Predictive Maintenance and Quality
With IBM® Predictive Maintenance and Quality, you can monitor, analyze, and report on information that is gathered from devices. In addition, recommendations for actions can be generated by Predictive Maintenance and Quality.
IBM Predictive Maintenance and Quality is an integrated solution that you can use to perform the following tasks:
- Predict the failure of an instrumented asset so that you can prevent costly unexpected downtime.
- Make adjustments to predictive maintenance schedules and tasks to reduce repair costs and minimize downtime.
- Quickly mine maintenance logs to determine the most effective repair procedures and maintenance cycles.
- Identify the root cause of asset failure faster so that you can take corrective actions.
- Identify quality and reliability issues definitively and in a timely way.
Instrumented assets generate data such as device ID, timestamp, temperature, and status code. This data can be collected and used with maintenance records and other data in models that predict when an asset is likely to fail.
Examples of instrumented assets are manufacturing equipment, mining equipment, drilling equipment, farming equipment, security equipment, cars, trucks, trains, helicopters, engines, cranes, oil platforms, and wind turbines.
For example, an oil refinery is a system that combines thousands of interlocking pieces. It is critical that such a system is able to work safely and efficiently. You can use IBM Predictive Maintenance and Quality to monitor and track the lifecycle of each piece of the refinery, such as each pipe, pump, compressor, valve, furnace, turbine, tank, heat exchange unit, and boiler. Reports give you the information to ensure that you have the necessary parts available and can schedule repairs during periods of inactivity.
Predictive maintenance
In predictive maintenance, you look for patterns in the usage and environmental information for equipment that correlate with failures that take place. This information is used to create predictive models to score incoming new data. You can predict the likelihood of failure. Scores are generated from this information that give you an indication of the health of the piece of equipment. In addition, key performance indicators (KPIs) are collected, which are used for reporting. KPIs help you to identify assets that do not conform to normal patterns of behavior. You can define rules to generate recommendations when a piece of equipment is identified as having a high probability of failure. Recommendations can be fed into other systems so that people are alerted to them automatically.

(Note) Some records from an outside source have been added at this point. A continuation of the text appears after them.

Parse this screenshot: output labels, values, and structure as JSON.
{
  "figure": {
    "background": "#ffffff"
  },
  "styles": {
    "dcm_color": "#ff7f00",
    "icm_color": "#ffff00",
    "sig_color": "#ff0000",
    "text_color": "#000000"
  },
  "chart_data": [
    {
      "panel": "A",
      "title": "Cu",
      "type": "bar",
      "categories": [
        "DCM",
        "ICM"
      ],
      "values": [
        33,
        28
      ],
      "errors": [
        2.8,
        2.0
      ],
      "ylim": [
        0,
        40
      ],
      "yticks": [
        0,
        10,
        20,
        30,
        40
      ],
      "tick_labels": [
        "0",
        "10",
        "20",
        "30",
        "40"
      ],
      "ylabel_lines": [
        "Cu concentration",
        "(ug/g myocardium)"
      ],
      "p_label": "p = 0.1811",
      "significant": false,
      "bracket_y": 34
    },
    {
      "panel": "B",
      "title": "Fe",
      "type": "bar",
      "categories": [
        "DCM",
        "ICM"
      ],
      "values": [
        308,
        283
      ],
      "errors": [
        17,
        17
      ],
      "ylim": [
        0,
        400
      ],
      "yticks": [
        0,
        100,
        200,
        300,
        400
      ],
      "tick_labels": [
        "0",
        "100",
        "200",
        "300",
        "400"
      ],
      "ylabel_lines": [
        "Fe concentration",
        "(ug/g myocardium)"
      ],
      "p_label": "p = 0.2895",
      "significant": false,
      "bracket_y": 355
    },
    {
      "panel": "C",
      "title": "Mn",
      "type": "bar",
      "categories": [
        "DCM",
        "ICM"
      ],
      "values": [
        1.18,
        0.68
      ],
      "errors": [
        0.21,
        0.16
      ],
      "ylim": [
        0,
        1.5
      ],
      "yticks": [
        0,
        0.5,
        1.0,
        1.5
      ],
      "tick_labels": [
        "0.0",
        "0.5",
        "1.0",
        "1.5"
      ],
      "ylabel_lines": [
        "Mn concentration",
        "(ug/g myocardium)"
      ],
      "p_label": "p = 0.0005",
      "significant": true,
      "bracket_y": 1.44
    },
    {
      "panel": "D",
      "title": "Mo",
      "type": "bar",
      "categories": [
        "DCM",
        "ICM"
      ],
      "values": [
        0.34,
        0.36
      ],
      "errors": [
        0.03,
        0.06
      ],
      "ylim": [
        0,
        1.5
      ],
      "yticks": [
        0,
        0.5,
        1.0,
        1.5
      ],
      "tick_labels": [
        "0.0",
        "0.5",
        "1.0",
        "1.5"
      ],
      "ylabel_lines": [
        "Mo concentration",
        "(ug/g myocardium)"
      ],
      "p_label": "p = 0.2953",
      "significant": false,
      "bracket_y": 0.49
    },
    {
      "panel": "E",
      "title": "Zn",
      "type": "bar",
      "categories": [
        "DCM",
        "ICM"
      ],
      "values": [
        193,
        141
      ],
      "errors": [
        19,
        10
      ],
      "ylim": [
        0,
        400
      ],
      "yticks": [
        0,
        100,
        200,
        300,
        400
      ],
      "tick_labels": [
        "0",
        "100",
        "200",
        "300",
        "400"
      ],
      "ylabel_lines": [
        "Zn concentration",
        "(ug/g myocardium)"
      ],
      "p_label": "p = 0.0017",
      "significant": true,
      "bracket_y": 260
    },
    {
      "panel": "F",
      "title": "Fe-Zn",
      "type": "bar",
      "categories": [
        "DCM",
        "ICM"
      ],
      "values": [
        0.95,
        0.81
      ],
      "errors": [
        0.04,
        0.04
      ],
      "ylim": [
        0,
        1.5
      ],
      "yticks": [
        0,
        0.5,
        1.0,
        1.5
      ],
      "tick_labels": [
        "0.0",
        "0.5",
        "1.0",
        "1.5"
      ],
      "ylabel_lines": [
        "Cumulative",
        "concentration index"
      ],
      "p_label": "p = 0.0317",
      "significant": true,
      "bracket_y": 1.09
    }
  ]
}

Predictive quality in manufacturing
Past operations data, environmental data, and historical defect data can be used to identify the causes of elevated defect rates. This information is used in predictive models, so that when incoming data is fed into the models, you can predict the likely defect rates. The predicted values are then used for analysis and reporting and to drive recommendations such as modification to inspection patterns, or recalibration of machinery. Scoring can be done on a near real-time basis.
Predictive Maintenance and Quality can also detect quality and reliability problems faster than traditional techniques.